The importance of protecting vulnerable groups in AI systems
Special protections should be put in place for vulnerable groups, including children, persons with disabilities, and elderly individuals, to ensure that AI systems do not harm their rights and interests. Protecting vulnerable groups is important to ensure that security concerns about the exposure of their personal information are addressed. It is also crucial for helping vulnerable groups to track their personal data and make better, more informed choices in tandem with their objectives.
How AI systems can harm the rights and interests of vulnerable groups
While vulnerability definitions are generally fragmented, vulnerability mainly refers to the state or quality of being exposed to the likelihood of being harmed or attacked, either emotionally or physically. According to Mannan et al. (2012), there are 12 types of vulnerable groups, including impoverished people, people with heightened risk for morbidity, women-headed households, children (especially with special needs), the elderly, youth, living away from health services, ethnic minorities, displaced populations (such as refugees and migrants), those suffering from chronic illness, and the disabled.
Depending on AI to collect personal data of these groups can result in exclusion from protection. This is because such groups may lack the capacity to understand how their data is being utilized, anticipate how this might impact them, and protect themselves against any undesired consequences. For example, LGBTQ+ individuals might find themselves adversely impacted by systems that perpetuate or allow such discrimination or profiling.
Vulnerability is determined by various factors, including physical/technical, social, political, regulatory, and economic. AI facial recognition technology can misgender certain groups and discriminate against non-binary persons. For example, AI approaches/algorithms are founded on a male-female gender binary, and physical traits are used for determining one’s gender. Thus, such systems can lead to misgendering of trans people, whereas non-binary individuals are compelled into a binary undermining their gender identities.
Examples of harmful AI systems targeting vulnerable groups
Allegheny Family Screening Tool (AFST): This is a predictive model deployed for forecasting child abuse and neglect. According to the UNESCO COMEST Preliminary Study on the Ethics of Artificial Intelligence, the AFST aggravates existing structural discrimination against the poor and disproportionately affects vulnerable communities by oversampling the poor and using proxies to comprehend and predict child abuse in a way that disenfranchises poor working families. The underlying algorithms behind the AFST have increasingly been scrutinized over their opaqueness, considering the longstanding gender, class, and racial-based biases of predictive AI tools.
Gaggle Student Surveillance Tool: This is a digital monitoring company that supports student well-being and safety. The company used keywords that put LGTBQ+ students at a higher risk of scrutiny by school officials, contributing to bias against them.

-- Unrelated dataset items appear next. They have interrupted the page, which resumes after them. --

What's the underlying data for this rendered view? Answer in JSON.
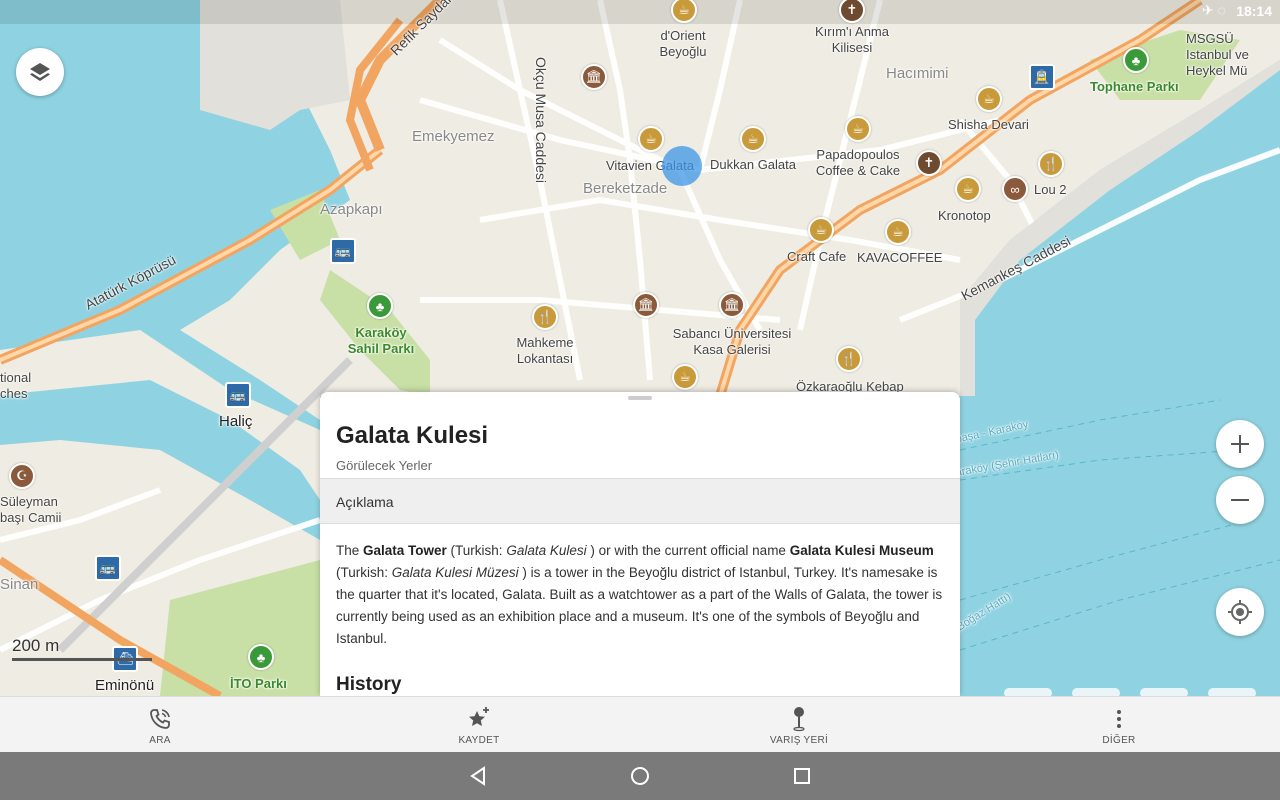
{
  "status": {
    "time": "18:14"
  },
  "map": {
    "areas": [
      {
        "name": "Emekyemez"
      },
      {
        "name": "Azapkapı"
      },
      {
        "name": "Bereketzade"
      },
      {
        "name": "Hacımimi"
      }
    ],
    "streets": [
      "Refik Saydam",
      "Atatürk Köprüsü",
      "Okçu Musa Caddesi",
      "Kemankeş Caddesi"
    ],
    "pois": [
      "d'Orient Beyoğlu",
      "Kırım'ı Anma Kilisesi",
      "Vitavien Galata",
      "Dukkan Galata",
      "Papadopoulos Coffee & Cake",
      "Shisha Devari",
      "Kronotop",
      "Lou 2",
      "Craft Cafe",
      "KAVACOFFEE",
      "Mahkeme Lokantası",
      "Sabancı Üniversitesi Kasa Galerisi",
      "Özkaraoğlu Kebap",
      "Tophane Parkı",
      "MSGSÜ Istanbul ve Heykel Mü",
      "Karaköy Sahil Parkı",
      "Haliç",
      "Eminönü",
      "İTO Parkı",
      "Süleyman başı Camii",
      "Sinan",
      "tional ches"
    ],
    "ferry": [
      "paşa - Karaköy",
      "araköy (Şehir Hatları)",
      "(Boğaz Hattı)"
    ],
    "scale": "200 m"
  },
  "place": {
    "title": "Galata Kulesi",
    "category": "Görülecek Yerler",
    "section": "Açıklama",
    "desc": {
      "p1": "The ",
      "b1": "Galata Tower",
      "p2": " (Turkish: ",
      "i1": "Galata Kulesi",
      "p3": " ) or with the current official name ",
      "b2": "Galata Kulesi Museum",
      "p4": " (Turkish: ",
      "i2": "Galata Kulesi Müzesi",
      "p5": " ) is a tower in the Beyoğlu district of Istanbul, Turkey. It's namesake is the quarter that it's located, Galata. Built as a watchtower as a part of the Walls of Galata, the tower is currently being used as an exhibition place and a museum. It's one of the symbols of Beyoğlu and Istanbul."
    },
    "next_heading": "History"
  },
  "actions": {
    "call": "ARA",
    "save": "KAYDET",
    "dest": "VARIŞ YERİ",
    "more": "DİĞER"
  },
  "colors": {
    "water": "#7fcfe0",
    "land": "#efece3",
    "road_orange": "#f2a560",
    "park": "#c8dfa6",
    "poi_cafe": "#c89a3a",
    "bus": "#2e6aa8"
  }
}
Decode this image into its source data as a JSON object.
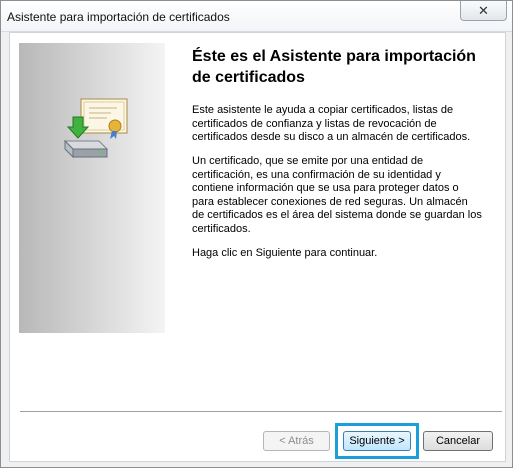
{
  "window": {
    "title": "Asistente para importación de certificados",
    "close_symbol": "✕"
  },
  "wizard": {
    "heading": "Éste es el Asistente para importación de certificados",
    "paragraph1": "Este asistente le ayuda a copiar certificados, listas de certificados de confianza y listas de revocación de certificados desde su disco a un almacén de certificados.",
    "paragraph2": "Un certificado, que se emite por una entidad de certificación, es una confirmación de su identidad y contiene información que se usa para proteger datos o para establecer conexiones de red seguras. Un almacén de certificados es el área del sistema donde se guardan los certificados.",
    "paragraph3": "Haga clic en Siguiente para continuar."
  },
  "buttons": {
    "back": "< Atrás",
    "next": "Siguiente >",
    "cancel": "Cancelar"
  },
  "icons": {
    "close": "close-icon",
    "certificate": "certificate-import-icon"
  },
  "colors": {
    "highlight": "#1a9fd9",
    "title_bar": "#f2f4f7"
  }
}
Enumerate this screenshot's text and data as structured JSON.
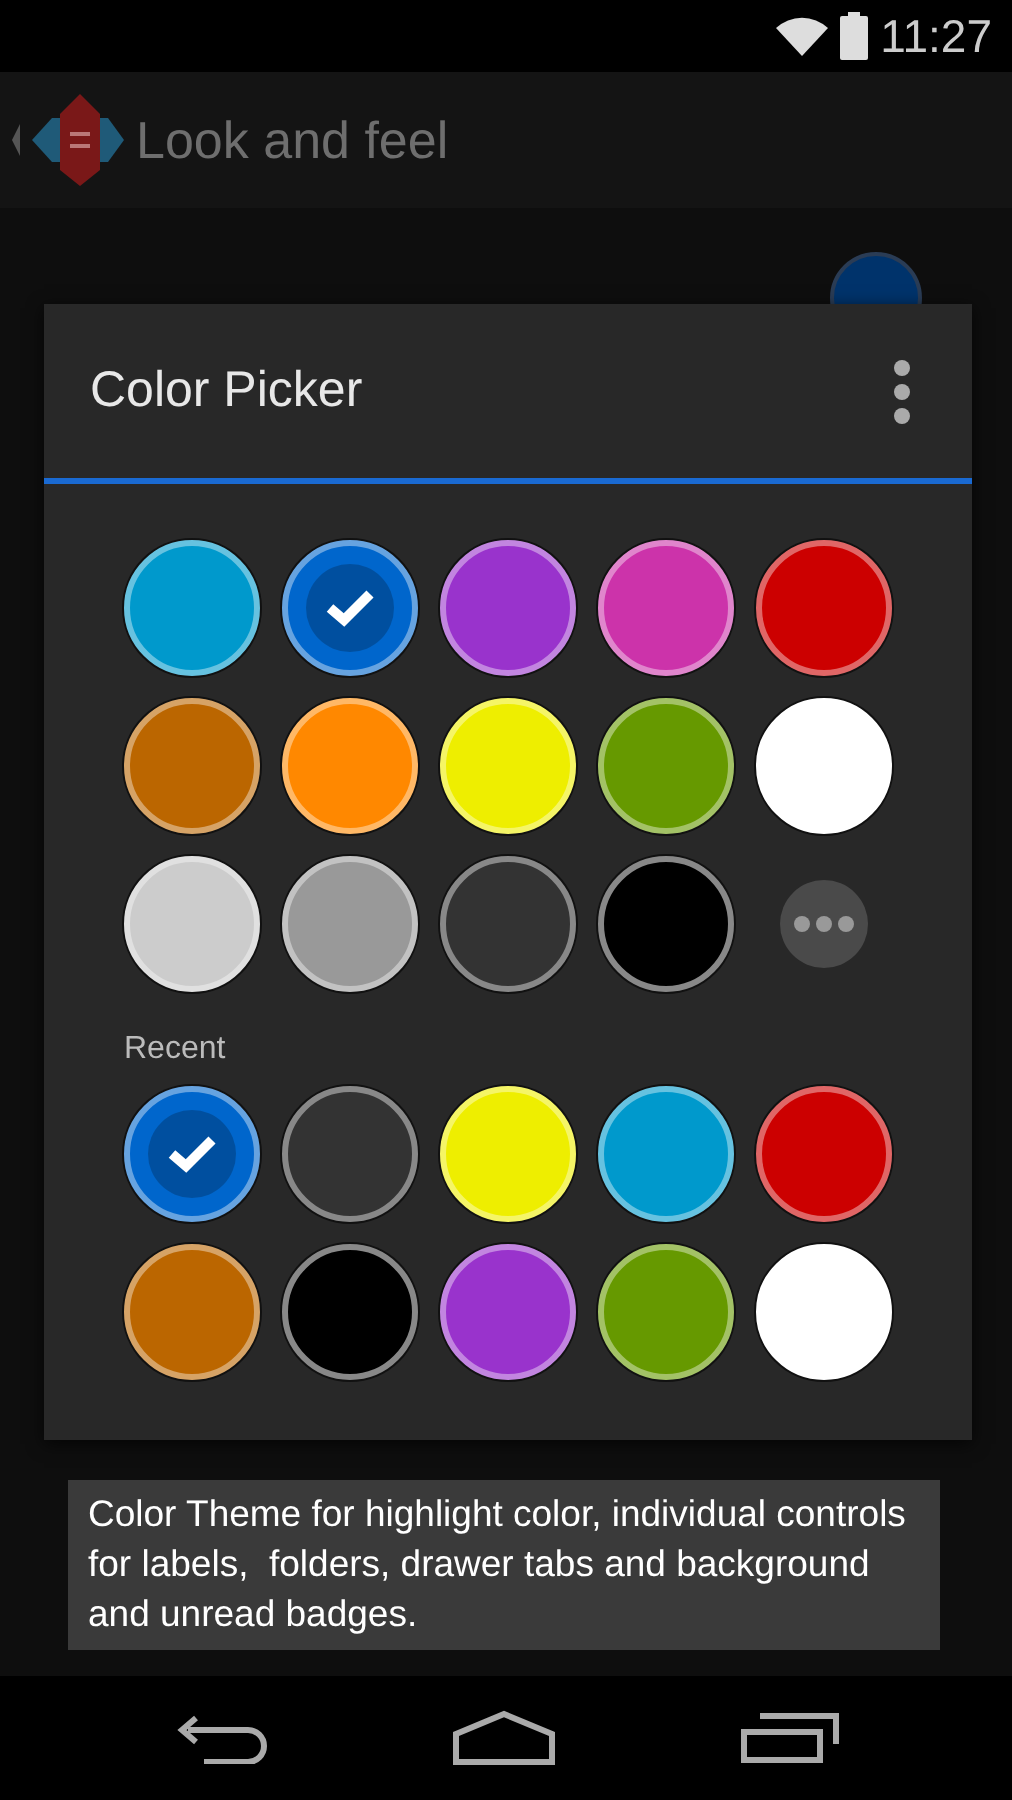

Recommendations for ensuring the protection of vulnerable groups in AI systems
Three more actions can be implemented to protect the 12 identified vulnerable groups
- Minimize the adverse effects of AI using continuous risk identification, preparation, and prediction in liaison with impacted stakeholders, including an adequate representation of the vulnerable. It is important to do this during the early research, design, and development stages of AI. This action targets all actors within the AI ecosystem (including the research funders, policy-makers, researchers, deployers, users, and developers).
- Capacity building of vulnerable communities to enhance resilience. This action is addressed to public policy-makers at national and international.
- Address the root causes of the vulnerabilities, including harder regulatory and policy stances on the discrimination, injustice, inequality, and harm fueled by such AI technologies. This action targets regulators at all levels.